Qant: Révolution cognitive et Avenir du numérique

Par QANT: Révolution cognitive et Avenir du numérique

Jean Rognetta

Binational franco-italien, économiste de formation, Jean devient journaliste au milieu des années 1990, après avoir fait ses premiers pas dans l’édition et la technologie. Il débute sa carrière au groupe Tests, leader de la presse informatique, puis se spécialise en financement de l’innovation et des PME. Il couvre le sujet pour Les Echos et Capital Finance de 2000 à 2015. En 2016, il rejoint le magazine Forbes et devient directeur de la rédaction de l’édition française.
Pendant la crise financière, il lance l’association PME Finance, à l’origine notamment du PEA-PME et de l’amortissement du corporate venture, ainsi que partiellement de la libéralisation du crowdfunding. Elle fusionne en 2015 avec le groupement d’entrepreneurs Croissance Plus.
Depuis 2020, Jean a lancé la revue SAY, édition française de Project Syndicate, dont il reste contributing editor, le supplément Corporate Finance du Nouvel Économiste et la collection Demain! aux Editions Hermann.

Maurice de Rambuteau

Diplômé du Centre de Formation des Journalistes (CFJ Paris) et de l'Ecole Supérieure de Commerce de Paris (ESCP BS), Maurice de Rambuteau a fait ses premières armes de journaliste dans le sport, pour le site et le magazine SoFoot, puis au sein de la rédaction football de L'Equipe.

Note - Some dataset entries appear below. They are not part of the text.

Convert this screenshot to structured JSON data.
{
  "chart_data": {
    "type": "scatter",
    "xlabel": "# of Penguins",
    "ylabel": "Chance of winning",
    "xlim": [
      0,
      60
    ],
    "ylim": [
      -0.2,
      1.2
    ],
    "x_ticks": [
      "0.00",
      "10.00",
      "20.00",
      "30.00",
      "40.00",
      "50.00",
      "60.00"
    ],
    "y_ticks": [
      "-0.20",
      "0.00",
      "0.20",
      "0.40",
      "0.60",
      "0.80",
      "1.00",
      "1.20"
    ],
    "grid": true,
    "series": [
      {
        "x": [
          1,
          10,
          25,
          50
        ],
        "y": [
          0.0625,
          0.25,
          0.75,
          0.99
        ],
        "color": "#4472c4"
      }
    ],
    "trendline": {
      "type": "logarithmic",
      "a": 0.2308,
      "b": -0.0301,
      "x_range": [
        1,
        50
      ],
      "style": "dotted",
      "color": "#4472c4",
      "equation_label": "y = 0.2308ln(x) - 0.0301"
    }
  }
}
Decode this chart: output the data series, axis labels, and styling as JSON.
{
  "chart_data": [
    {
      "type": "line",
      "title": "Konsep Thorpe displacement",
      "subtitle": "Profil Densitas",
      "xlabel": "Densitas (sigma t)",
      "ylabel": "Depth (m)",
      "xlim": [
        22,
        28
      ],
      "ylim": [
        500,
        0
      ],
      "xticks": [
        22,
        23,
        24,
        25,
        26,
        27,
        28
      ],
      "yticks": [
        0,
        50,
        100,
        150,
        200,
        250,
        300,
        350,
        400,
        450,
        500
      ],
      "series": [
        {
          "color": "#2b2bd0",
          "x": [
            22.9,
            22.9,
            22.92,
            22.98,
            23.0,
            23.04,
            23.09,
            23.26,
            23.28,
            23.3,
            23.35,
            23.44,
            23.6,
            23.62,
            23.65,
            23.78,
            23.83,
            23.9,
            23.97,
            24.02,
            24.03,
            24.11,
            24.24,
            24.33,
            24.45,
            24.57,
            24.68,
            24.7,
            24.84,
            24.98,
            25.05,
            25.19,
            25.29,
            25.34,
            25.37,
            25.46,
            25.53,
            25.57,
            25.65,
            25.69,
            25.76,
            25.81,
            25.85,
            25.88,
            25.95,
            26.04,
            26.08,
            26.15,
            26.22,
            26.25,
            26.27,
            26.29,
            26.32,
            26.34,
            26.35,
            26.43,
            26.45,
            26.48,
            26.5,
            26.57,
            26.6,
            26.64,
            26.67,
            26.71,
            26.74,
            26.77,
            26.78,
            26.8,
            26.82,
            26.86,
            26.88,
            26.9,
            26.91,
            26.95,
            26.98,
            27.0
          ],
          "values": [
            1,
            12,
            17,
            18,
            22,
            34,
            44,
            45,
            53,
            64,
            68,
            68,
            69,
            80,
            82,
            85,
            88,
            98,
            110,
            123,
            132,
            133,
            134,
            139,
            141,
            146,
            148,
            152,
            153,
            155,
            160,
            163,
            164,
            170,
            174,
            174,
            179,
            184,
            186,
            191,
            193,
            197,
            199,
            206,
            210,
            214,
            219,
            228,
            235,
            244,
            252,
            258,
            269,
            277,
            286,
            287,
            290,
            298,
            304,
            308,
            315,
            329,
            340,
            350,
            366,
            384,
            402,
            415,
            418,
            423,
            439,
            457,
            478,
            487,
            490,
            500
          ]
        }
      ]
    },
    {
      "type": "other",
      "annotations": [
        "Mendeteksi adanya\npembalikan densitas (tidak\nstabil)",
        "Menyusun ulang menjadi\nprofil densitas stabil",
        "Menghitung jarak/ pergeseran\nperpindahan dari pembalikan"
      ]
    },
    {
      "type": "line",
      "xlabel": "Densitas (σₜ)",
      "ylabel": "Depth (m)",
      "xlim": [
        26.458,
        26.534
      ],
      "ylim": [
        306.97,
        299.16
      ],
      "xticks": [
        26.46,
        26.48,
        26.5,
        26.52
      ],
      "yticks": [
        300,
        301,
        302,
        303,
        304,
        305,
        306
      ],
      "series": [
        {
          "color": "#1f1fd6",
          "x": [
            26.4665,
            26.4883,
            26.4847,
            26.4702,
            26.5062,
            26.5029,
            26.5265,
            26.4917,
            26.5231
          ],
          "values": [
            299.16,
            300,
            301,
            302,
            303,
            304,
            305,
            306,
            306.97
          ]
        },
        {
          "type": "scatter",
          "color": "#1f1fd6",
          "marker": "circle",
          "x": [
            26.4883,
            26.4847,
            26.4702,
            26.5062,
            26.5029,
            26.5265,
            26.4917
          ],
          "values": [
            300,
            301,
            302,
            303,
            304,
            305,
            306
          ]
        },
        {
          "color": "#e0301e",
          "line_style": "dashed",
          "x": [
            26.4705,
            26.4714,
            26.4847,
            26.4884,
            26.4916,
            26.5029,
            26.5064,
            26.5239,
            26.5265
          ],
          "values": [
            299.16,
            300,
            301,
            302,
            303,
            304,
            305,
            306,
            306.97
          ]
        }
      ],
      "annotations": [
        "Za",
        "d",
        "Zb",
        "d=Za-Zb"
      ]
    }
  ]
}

Il s'est ensuite tourné vers le journalisme économique au sein de la rédaction de La Croix, avant de donner libre cours à sa passion pour la technologie en rejoignant Qant en juin 2022 pour un premier tour d’horizon de l’IA générative. Depuis, il a percé les mystères des blockchains et du métavers et, surtout, passé des dizaines de modèles d’IA au banc d’essai.